Where decedent was survived by two children, and those two children filed a wrongful death claim pro se purporting to assert claims on their own behalf and on behalf of the other four children, the complaint was only proper to the extent the two plaintiffs were asserting their own right under the wrongful death statutes.

In Grose v. Stone, No. W2023-00090-COA-R3-CV (Tenn. Ct. App. April 25, 2024), decedent died in a car accident. Thereafter, two of decedent’s six children filed a wrongful death claim. The complaint stated that plaintiffs were acting on their own behalf, and on behalf of decedent’s other four children as administrators of decedent’s estate.

After multiple opportunities to hire counsel and several court dates, the trial court ultimately dismissed the complaint as a whole. The trial judge found that the complaint was void ab initio and constituted the unauthorized practice of law by the two plaintiffs. Plaintiffs appealed this ruling, and the Court of Appeals reversed dismissal, finding that the complaint was partially proper.

In a lengthy opinion, the Court of Appeals reviewed Tennessee wrongful death law regarding who can institute a wrongful death action. Looking to Beard v. Branson, 528 S.W.3d 487 (Tenn. 2017), the Court noted that the Tennessee Supreme Court has ruled that a surviving spouse who files a pro se wrongful death action is “acting primarily on his own behalf pursuant to his right of self-representation,” such that a complaint filed pro se by a surviving spouse is not a nullity. Here, however, rather than a single surviving spouse having the right to initiate the wrongful death claim, decedent left behind six children, all of whom are authorized by the wrongful death statutes to file an action.

The Court considered Tennessee law, noting that “our wrongful death statutes…provide[] for a single, entire, and indivisible right of action.” (internal citation omitted). Because only one action can be brought, “all heirs should join or be joined and…a single verdict should be rendered for all damages…” (internal citation omitted). The Court also acknowledged that a non-lawyer cannot represent another party in litigation. Based on these principles, the Court found that the two plaintiffs “can proceed pro se to the extent that they are asserting their own right of action pursuant to their right of self-representation,” but that the complaint was void to the extent it purported to represent the rights of the other four children.
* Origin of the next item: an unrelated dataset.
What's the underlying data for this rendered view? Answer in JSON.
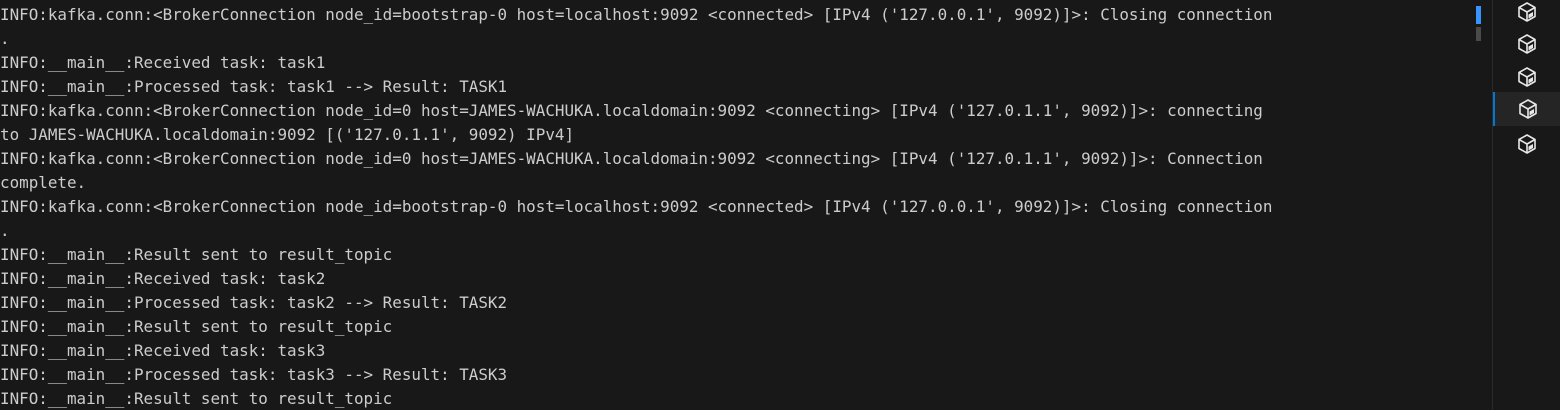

Having determined that the complaint was partially proper and partially void, the Court then turned to whether the wrongful death action could proceed without the other four beneficiaries as parties. The Court cited other state and federal cases that allowed a necessary wrongful death plaintiff to be added, and further allowed such an amendment to relate back to the filing of the original summons. The Court determined that “a similar approach [was] appropriate in this case.” The Court remanded the case to allow the additional siblings an opportunity to file a motion to intervene. If such a motion was not filed, the Court instructed the trial court to consider whether the additional siblings should be joined under Tennessee Rules of Civil Procedure 19.01 and 19.02.

This opinion highlights the important of hiring an experienced lawyer when pursuing a wrongful death claim. Wrongful death is a complicated area of law, and the failure to follow the law can lead to disastrous results at worst and a procedural quagmire at best.   The decedent died in 2015 (9 years ago!) and it appears that this case has not moved one inch on the merits.

The Court of Appeals released this opinion five months after oral arguments in this case.